Schooling Problems 90 Years Ago (13 August 1976)
Some weeks ago I told how, in the 1890s, the Bletchley Road Schools (now the Knowles School) were opened and how the old High Street National School and the British School (formerly a Lancastrian School, so-called after the celebrated educationist, Dr Lancaster) were then closed.
The new schools, however, were not occupied exclusively by the pupils of those old schools, for there was also one other day school in the parish of Fenny Stratford, about which little is now known.
Towards the end of the century a good deal of housebuilding was going on at the main line station end of Fenny, including Duncombe Street, Albert Street and Park Street. The last-named street has now vanished. It has become the paved area running alongside the Barclays Bank and other aligned premises. Part of Albert Street still stands, including the former Primitive Methodist Sunday School and the former Co-operative Hall. Those buildings have late 19th century date stones on them and so have at least two of the remaining houses. The siting of the Co-operative Hall there at that time is significant of the growth of the area in general.
DISTANT
The people going into those new houses soon began having Victorian-sized families. This raised schooling problems. The schools at the town end of Fenny and the National School in Church Green Road in Bletchley parish alike were too distant for young children. Besides which, their mothers wanted them home for dinner. Good, if plain, food for the kids has always been the first priority of respectable working class families. Fifty or more years were to pass before school meals became generally available.
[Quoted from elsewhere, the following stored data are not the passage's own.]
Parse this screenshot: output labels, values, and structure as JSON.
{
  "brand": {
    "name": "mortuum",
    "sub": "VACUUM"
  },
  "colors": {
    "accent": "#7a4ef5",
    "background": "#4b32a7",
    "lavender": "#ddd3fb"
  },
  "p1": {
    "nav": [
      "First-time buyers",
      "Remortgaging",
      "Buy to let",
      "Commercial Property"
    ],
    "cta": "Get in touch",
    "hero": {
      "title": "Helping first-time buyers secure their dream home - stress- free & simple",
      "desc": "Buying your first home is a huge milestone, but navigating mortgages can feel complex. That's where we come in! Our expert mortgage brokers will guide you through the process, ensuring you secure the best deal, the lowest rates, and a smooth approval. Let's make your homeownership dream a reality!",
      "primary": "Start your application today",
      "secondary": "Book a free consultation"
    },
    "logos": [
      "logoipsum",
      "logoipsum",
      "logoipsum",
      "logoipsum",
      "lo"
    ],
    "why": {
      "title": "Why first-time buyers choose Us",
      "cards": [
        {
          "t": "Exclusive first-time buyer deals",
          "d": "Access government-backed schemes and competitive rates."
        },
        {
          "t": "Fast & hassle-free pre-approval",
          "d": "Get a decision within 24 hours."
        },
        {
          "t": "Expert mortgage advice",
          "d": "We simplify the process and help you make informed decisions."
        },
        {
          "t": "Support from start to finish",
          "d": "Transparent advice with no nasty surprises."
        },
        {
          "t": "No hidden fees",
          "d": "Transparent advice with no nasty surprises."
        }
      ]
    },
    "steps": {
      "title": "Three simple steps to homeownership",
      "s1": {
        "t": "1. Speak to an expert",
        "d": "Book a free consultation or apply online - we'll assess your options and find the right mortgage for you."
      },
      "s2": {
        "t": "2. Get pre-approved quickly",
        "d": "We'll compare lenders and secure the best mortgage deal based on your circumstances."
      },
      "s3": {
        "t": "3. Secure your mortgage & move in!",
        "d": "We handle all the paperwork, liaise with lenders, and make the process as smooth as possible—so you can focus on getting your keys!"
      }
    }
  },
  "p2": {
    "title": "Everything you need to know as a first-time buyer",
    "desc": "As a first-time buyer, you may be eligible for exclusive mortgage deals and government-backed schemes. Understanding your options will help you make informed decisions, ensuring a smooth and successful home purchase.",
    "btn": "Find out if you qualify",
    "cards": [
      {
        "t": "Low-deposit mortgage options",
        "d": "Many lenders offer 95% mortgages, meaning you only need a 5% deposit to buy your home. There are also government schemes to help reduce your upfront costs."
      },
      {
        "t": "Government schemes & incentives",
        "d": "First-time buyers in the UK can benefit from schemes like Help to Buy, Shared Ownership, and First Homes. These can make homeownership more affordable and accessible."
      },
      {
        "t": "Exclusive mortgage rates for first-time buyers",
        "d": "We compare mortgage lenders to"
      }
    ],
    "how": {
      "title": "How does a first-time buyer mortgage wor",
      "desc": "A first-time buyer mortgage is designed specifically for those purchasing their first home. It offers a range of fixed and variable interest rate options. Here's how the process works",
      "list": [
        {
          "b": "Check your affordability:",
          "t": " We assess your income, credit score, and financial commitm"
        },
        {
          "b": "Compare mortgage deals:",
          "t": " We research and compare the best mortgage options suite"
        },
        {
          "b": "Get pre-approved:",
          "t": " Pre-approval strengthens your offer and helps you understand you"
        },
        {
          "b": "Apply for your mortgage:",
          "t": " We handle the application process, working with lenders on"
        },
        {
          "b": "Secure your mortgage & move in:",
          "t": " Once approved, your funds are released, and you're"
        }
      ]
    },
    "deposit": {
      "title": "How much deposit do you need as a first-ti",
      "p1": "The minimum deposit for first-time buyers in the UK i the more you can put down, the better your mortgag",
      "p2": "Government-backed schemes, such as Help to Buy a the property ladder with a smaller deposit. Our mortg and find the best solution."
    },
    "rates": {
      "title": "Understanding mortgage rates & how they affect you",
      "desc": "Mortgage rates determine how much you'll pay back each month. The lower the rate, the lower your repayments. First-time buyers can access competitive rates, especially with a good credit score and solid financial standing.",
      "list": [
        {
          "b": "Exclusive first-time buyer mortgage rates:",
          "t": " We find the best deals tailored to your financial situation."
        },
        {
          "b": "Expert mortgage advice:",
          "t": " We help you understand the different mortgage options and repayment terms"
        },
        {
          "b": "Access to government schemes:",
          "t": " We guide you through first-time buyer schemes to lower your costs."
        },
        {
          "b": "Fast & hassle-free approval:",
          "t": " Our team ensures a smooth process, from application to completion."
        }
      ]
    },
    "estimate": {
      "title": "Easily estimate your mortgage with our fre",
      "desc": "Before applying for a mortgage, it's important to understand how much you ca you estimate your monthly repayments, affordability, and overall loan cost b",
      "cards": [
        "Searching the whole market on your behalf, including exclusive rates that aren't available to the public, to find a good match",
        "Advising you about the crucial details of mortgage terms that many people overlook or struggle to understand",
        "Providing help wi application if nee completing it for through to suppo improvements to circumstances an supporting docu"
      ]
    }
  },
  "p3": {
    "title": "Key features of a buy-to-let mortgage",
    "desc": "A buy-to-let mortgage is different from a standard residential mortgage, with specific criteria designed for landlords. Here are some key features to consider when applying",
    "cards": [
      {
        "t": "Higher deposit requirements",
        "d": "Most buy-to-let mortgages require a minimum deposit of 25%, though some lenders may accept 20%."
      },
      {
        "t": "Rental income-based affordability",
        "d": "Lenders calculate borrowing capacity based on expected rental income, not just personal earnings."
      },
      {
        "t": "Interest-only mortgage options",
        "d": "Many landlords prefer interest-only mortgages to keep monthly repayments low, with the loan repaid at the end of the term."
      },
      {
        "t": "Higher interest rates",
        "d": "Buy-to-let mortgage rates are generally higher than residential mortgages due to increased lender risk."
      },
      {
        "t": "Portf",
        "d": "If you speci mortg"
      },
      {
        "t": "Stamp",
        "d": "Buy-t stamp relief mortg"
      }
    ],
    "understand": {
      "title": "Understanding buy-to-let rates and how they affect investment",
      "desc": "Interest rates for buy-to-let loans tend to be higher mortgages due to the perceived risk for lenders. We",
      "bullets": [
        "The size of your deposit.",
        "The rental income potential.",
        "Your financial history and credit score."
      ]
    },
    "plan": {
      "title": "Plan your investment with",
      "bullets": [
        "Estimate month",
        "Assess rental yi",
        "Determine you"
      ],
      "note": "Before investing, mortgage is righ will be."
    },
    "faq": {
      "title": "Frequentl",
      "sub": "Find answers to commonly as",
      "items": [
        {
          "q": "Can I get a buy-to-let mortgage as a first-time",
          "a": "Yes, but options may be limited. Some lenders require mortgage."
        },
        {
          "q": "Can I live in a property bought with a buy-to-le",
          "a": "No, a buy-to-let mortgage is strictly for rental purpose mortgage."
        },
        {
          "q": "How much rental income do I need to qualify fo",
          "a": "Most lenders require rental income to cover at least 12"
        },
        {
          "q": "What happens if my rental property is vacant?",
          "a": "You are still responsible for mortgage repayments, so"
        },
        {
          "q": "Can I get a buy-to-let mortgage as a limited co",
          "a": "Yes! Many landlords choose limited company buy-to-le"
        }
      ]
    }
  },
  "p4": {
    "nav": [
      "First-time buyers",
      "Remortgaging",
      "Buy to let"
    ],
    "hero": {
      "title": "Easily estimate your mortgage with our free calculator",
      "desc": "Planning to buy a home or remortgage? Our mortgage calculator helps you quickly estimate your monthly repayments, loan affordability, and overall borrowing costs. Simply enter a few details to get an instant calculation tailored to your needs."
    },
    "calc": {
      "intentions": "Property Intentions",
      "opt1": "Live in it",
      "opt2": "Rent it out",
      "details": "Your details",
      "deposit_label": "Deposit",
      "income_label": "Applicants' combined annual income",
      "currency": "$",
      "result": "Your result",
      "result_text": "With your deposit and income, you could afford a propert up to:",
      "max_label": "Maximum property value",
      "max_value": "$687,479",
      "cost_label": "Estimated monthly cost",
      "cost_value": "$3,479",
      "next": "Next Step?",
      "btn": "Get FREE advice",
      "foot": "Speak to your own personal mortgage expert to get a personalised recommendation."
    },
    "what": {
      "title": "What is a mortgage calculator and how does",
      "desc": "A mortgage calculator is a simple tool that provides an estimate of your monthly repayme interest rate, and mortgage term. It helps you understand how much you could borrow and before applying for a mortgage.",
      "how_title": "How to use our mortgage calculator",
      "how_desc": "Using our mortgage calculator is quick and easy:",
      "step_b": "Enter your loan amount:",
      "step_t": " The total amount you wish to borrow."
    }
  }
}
At this juncture the Church of England stepped in. For £80 a piece of land at the top of Brooklands Road, now the site of the electricity showroom and adjoining premises, was bought and in 1885-86 a Mission Room was built on it at a cost of £259. The trust deed, enrolled on January 9, 1886, allowed the room to be used for services of the Church of England, for schools, or for any spiritual, moral social or intellectual purpose approved by the vicar of the parish, but not for any purpose inimical to the Church of England. The room, a plain, brick and stone structure set back a little from its Bletchley Road boundary, fulfilled all these purposes, not excluding that of a day school.
DEMOLISHED
Interesting evidence of this is contained in a bound volume of Fenny Stratford Parish Magazines for the year 1889 in the possession of Mr and Mrs Breedon, who used to live in one of the fairly modern, but now demolished bungalows at the top end of Water Eaton Road.
The July edition states: “The Rurideconal Diocesan Inspector of Schools made his inspection of the Mission Room Infant Day School in June 26th last. His report is as follows:
“This school is carried on under great difficulties. It is impossible for the teacher to keep due order among 90 little children, or to teach all effectively. Considering this, I think the mistress has done well and great pains must have been taken to teach the Catechism, hymns, texts and private prayers which were all well recited by more than half the children present.”
There were other references to the Mission Room in the magazines, including one in the April issue which states:
“The Mission Room near Bletchley station, which has now been in constant use both on weekdays and Sundays for more than three years, can no longer be allowed to remain without the addition of a small chancel . . .
“Since the erection of the building a considerable population has sprung up in the district adjoining Bletchley station and the room has now become an indispensable part of the parish organisation.”
SACRAMENTS
In 1890 a chancel was added, the original small vestry or side-room was enlarged, and on October 8 of that year the premises were licensed by the bishop for divine service and the administration of the sacraments of Baptism and the Altar. There was also a later enlargement and eventually the premises became known as St Margaret’s Church, after the ancient chantry chapel of St Margaret and St Katherine at Fenny, which was pulled down in Reformation times and which stood where St Martin’s Church now stands. Services, and Sunday school were still held there up to a comparatively few years ago.